Postal address: Division for Electricity and Lightning Research, Box 534, SE-751 21 Uppsala, Sweden
Visiting address: Avdelningen för elektricitetslära, the Ångström Laboratory, Lägerhyddsvägen 1 (Polacksbacken, about 2 km south downtown Uppsala)
Fax: +46 (0)18 471 58 10
Web page: http://www.el.angstrom.uu.se/
Contact person: Professor Vernon Cooray, phone: +46 (0)18 471 58 09
Research connected to South Asia
Prof. Cooray is working on research connected to atmospheric discharges and lightning. His research group at Uppsala University has initiated a collaboration with scientists from three South Asian educational institutes, namely, the University of Colombo (UC), and the University of Peradeniya (UP), both in Sri Lanka, and the prestigeous Indian Institute of Science (IISc) in Bangalore, India. The research will be specialized on lightning and electrical transients in tropical environments, in order to facilitate postgraduate education and strengthen the research activities related to the lightning and its effects, with power and telecommunication systems as the target. Both India and Sri Lanka are countries located in the tropical regions with high thunderstorm activity and this gives an excellent opportunity to carry out all the required field measurements with real lightning strikes. Also both UU and IISc have excellent high voltage laboratory facilities for testing of equipments and protection devices using lightning voltage and current sources representative of real lightning.
In October 2007, Prof. Cooray received SEK 450 000 as a three-years grant (2008-10) from the Swedish Research Links programme (funded by Sida and the Swedish Research Council) for this South Asia related project titled ”A collaborative research and education program between Sweden, India and Sri Lanka on the effects of tropical lightning flashes on power and telecommunication systems”. More information on the Swedish Research Links grants 2007.
Project abstract: An industrial country such as Germany spends several million Euros each year on damages caused by lightning flashes. This information when combined with the fact that most of the global lightning activity takes place in the tropics provides insights as to the extent of lightning related problems that a developing nation located in the tropics has to experience. In the tropics lightning is the main source of disturbances in power, telecommunication and computer networks. This pollution of power and telecommunication systems by lightning is a major hindrance to the establishment of advanced industrial processes in developing countries located in the tropical belt. This is the case since power quality goes hand in hand with the quality of industrial products and the cost of production. There is a strong need today to study the influence of tropical lightning environment on the power and telecommunication systems and come up with procedures to mitigate these effects. During lightning strikes, depending upon the intensity or energy associated with the strokes, those equipments responsible for the normal operations suffer damage. The damage could be either critical (wherein the equipment is destroyed and needs replacement) or temporary (wherein the equipment owing to its robustness retains strength again for normal operation). However, the result is loss of equipment, interruption time delays and associated costs.

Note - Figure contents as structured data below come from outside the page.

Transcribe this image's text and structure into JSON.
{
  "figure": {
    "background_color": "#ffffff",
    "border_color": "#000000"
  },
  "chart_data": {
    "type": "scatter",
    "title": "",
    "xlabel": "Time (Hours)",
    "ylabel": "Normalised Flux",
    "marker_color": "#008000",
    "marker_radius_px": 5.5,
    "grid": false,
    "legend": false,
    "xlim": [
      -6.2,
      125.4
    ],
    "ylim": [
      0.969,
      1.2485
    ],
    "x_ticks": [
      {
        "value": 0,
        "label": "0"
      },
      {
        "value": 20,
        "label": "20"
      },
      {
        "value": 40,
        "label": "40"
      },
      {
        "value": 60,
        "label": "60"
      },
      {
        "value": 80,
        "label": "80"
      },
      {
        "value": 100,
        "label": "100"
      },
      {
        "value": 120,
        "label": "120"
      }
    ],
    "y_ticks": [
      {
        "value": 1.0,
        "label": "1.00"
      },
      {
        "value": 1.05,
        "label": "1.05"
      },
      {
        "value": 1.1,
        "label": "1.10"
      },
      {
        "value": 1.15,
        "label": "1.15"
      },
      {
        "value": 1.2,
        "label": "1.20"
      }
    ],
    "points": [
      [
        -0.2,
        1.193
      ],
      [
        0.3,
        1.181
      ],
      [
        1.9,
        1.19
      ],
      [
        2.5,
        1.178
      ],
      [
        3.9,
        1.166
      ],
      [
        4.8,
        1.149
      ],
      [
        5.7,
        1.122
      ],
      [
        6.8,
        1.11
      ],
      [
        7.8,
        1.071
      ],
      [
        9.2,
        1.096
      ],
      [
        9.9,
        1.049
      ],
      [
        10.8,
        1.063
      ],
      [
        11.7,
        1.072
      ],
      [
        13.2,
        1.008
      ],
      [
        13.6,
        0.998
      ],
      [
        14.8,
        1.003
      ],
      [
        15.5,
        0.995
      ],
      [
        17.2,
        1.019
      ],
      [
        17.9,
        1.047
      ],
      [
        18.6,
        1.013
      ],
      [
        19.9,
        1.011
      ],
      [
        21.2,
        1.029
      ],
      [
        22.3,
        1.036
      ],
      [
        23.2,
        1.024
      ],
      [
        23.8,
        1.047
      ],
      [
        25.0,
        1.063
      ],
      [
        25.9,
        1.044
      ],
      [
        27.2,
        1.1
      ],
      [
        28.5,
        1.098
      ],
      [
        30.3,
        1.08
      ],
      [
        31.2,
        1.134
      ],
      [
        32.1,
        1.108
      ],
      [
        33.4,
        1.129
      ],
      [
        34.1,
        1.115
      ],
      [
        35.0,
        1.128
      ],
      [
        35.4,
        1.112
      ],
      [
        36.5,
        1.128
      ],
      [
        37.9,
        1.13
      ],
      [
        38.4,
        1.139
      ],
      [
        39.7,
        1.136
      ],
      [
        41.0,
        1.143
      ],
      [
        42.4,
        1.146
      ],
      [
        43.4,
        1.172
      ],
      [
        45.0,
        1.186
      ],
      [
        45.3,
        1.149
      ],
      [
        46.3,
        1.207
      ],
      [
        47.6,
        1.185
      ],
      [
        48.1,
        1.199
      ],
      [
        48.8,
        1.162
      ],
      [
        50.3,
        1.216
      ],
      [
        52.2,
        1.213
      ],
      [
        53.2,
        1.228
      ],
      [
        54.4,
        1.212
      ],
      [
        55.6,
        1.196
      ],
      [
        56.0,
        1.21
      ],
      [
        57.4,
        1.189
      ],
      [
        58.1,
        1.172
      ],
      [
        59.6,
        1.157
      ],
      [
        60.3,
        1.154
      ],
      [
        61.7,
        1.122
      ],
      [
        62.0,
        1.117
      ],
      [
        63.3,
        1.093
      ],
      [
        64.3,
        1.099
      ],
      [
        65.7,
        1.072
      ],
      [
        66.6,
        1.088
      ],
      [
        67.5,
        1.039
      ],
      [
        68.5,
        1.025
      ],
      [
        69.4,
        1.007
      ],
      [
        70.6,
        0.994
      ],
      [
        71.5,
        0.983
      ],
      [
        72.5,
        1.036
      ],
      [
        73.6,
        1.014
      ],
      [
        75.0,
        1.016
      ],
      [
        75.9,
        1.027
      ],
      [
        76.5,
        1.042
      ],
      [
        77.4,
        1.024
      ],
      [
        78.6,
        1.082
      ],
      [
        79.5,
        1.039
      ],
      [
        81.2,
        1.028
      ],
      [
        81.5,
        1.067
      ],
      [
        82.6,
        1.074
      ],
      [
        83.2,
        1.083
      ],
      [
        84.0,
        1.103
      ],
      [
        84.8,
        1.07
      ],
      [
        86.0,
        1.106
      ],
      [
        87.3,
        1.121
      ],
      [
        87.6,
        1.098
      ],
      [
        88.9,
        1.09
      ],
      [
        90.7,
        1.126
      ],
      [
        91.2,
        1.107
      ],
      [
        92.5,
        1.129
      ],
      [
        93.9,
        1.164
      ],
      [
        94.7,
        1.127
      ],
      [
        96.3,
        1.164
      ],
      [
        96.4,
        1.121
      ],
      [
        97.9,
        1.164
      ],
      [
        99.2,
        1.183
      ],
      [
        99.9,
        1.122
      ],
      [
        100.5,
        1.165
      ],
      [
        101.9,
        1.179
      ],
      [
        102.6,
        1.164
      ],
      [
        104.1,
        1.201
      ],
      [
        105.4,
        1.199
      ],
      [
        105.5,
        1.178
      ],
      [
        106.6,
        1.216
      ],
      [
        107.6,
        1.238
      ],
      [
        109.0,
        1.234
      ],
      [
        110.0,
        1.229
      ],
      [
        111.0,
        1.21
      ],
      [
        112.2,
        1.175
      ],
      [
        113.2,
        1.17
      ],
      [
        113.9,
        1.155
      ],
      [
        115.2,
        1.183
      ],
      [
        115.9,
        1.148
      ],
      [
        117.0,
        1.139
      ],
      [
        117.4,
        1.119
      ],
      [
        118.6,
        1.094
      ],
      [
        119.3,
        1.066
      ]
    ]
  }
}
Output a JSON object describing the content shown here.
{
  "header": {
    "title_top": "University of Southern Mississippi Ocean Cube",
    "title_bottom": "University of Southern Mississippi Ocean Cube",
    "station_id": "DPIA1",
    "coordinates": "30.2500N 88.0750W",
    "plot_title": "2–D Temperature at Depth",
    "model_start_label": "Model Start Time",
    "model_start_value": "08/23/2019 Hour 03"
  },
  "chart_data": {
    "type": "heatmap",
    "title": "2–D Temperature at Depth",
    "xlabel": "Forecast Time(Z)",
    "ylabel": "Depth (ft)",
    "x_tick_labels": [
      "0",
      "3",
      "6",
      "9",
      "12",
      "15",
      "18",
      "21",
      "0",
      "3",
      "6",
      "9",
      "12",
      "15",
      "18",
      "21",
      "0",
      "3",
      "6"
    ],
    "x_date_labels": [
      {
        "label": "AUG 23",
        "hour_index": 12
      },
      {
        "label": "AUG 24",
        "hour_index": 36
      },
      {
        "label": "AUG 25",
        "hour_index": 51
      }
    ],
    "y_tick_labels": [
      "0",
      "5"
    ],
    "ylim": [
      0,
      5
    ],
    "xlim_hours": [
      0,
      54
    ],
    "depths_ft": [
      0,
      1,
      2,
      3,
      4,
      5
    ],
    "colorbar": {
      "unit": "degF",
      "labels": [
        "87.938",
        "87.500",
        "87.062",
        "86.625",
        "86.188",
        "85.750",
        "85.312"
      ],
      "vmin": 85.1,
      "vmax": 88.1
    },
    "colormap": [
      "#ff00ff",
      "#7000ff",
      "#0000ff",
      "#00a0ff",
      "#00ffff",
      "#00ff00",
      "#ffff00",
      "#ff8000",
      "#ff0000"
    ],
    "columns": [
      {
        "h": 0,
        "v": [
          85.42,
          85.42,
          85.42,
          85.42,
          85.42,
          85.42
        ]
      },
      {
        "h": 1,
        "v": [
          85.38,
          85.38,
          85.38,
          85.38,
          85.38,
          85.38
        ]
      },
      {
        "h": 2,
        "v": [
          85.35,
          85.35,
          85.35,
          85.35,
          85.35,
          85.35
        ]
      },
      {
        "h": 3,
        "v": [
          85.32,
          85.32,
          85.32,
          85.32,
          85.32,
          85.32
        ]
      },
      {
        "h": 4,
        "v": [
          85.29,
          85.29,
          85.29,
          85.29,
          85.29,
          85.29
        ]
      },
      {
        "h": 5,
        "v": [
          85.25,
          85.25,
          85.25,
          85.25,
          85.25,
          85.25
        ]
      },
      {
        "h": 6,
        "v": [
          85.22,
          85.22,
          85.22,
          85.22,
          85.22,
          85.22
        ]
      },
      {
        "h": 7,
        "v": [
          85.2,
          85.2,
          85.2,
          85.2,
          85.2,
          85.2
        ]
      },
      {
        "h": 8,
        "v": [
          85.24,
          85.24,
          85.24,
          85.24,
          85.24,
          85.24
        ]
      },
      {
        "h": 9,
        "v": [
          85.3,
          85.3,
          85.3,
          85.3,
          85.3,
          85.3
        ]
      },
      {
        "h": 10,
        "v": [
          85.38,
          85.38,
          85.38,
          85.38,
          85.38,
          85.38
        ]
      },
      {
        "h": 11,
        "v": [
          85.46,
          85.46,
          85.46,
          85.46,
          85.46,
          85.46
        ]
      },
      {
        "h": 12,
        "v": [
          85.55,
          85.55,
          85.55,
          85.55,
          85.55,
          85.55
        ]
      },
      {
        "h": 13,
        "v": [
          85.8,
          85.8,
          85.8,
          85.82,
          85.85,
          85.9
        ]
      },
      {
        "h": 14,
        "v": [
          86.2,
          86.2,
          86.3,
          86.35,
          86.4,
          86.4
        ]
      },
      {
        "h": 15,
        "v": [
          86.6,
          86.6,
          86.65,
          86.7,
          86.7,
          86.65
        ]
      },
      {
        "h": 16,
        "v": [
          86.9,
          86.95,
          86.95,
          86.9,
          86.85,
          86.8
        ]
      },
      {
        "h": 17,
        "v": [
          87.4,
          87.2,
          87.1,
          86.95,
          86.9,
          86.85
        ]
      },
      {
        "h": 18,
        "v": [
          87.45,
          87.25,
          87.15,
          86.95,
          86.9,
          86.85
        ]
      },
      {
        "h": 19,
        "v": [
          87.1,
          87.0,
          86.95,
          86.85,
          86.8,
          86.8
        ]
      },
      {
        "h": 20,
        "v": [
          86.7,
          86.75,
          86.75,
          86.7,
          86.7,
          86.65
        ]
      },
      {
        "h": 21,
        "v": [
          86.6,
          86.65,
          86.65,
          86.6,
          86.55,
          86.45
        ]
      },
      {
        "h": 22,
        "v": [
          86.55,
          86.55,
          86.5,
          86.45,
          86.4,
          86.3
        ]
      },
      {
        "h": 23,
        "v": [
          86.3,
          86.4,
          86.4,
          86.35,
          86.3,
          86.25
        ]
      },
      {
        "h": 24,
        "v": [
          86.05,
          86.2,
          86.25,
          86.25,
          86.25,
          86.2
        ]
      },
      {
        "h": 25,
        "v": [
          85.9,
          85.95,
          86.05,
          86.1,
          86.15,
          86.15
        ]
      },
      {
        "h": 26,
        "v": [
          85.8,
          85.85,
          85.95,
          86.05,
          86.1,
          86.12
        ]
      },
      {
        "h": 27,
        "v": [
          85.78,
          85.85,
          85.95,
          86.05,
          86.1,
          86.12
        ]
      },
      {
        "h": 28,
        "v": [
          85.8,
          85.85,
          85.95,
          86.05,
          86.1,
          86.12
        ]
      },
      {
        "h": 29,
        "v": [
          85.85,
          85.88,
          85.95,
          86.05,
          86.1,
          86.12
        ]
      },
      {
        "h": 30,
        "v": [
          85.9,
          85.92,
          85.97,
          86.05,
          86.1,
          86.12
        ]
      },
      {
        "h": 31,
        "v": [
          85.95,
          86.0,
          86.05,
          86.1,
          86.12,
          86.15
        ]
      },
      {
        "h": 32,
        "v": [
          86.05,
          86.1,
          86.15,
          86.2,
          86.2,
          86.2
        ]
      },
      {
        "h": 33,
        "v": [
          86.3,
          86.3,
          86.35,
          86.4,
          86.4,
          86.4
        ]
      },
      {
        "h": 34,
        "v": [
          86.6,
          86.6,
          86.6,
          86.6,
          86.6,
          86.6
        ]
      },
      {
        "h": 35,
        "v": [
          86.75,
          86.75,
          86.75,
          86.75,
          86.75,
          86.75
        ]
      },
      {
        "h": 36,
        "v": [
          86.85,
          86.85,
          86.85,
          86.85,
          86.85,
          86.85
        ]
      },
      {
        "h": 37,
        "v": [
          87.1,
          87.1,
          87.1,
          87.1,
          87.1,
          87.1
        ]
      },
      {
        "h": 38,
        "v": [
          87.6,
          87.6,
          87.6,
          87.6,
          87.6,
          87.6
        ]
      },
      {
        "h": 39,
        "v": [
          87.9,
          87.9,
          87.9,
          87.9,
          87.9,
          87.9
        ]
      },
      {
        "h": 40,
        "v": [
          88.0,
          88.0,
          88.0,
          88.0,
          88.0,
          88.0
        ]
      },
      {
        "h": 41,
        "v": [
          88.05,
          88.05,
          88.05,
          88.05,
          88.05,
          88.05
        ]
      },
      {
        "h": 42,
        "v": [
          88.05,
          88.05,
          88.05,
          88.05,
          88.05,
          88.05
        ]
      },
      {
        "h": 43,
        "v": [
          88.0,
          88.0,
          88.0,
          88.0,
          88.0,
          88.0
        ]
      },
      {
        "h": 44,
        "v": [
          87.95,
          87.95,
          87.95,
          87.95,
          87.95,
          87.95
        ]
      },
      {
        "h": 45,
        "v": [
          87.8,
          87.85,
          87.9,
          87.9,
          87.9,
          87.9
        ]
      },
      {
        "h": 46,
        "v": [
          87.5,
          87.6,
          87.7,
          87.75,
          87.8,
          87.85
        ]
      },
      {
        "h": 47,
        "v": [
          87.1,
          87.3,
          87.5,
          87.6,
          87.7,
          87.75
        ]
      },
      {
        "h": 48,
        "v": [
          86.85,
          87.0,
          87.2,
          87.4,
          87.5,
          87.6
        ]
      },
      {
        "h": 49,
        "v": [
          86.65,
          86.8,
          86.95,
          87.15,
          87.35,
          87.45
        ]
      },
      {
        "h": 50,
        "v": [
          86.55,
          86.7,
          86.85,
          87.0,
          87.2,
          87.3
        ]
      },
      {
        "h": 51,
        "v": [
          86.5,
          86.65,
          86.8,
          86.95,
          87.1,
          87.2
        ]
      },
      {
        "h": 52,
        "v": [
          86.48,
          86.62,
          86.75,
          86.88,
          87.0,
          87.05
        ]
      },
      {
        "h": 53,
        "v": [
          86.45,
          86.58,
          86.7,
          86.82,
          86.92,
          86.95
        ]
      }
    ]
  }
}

To overcome the above problem, an appropriate lightning protection for the power and telecommunication equipments have to be envisaged. For this, first a better understanding of the lightning source (physics of lightning and its occurrences) and lightning electromagnetic environment (evaluation and characterisation of lightning currents, electric and magnetic fields due to lightning strikes) are to be known. By knowing the source systematic and realistic theoretical modelling and testing can be carried out with equipments of power and telecommunication systems. By doing so, the failure modes, of those equipments will be well understood and at the same time gives us the key to effective lightning protection. Typical lightning protection design involves the use of lightning interception systems, ground systems, insulators, surge protective devices, etc., and the effectiveness of these devices should be complimented by experiments and theoretical modelling. These devices primarily has two important tasks, first to stop the lightning transients (currents or voltages) entering the equipments and secondly to divert those transients safely to the ground where it is dissipated. The study therefore involves investigations and understanding on two main subjects’ namely lightning physics and effects and also on lightning protection.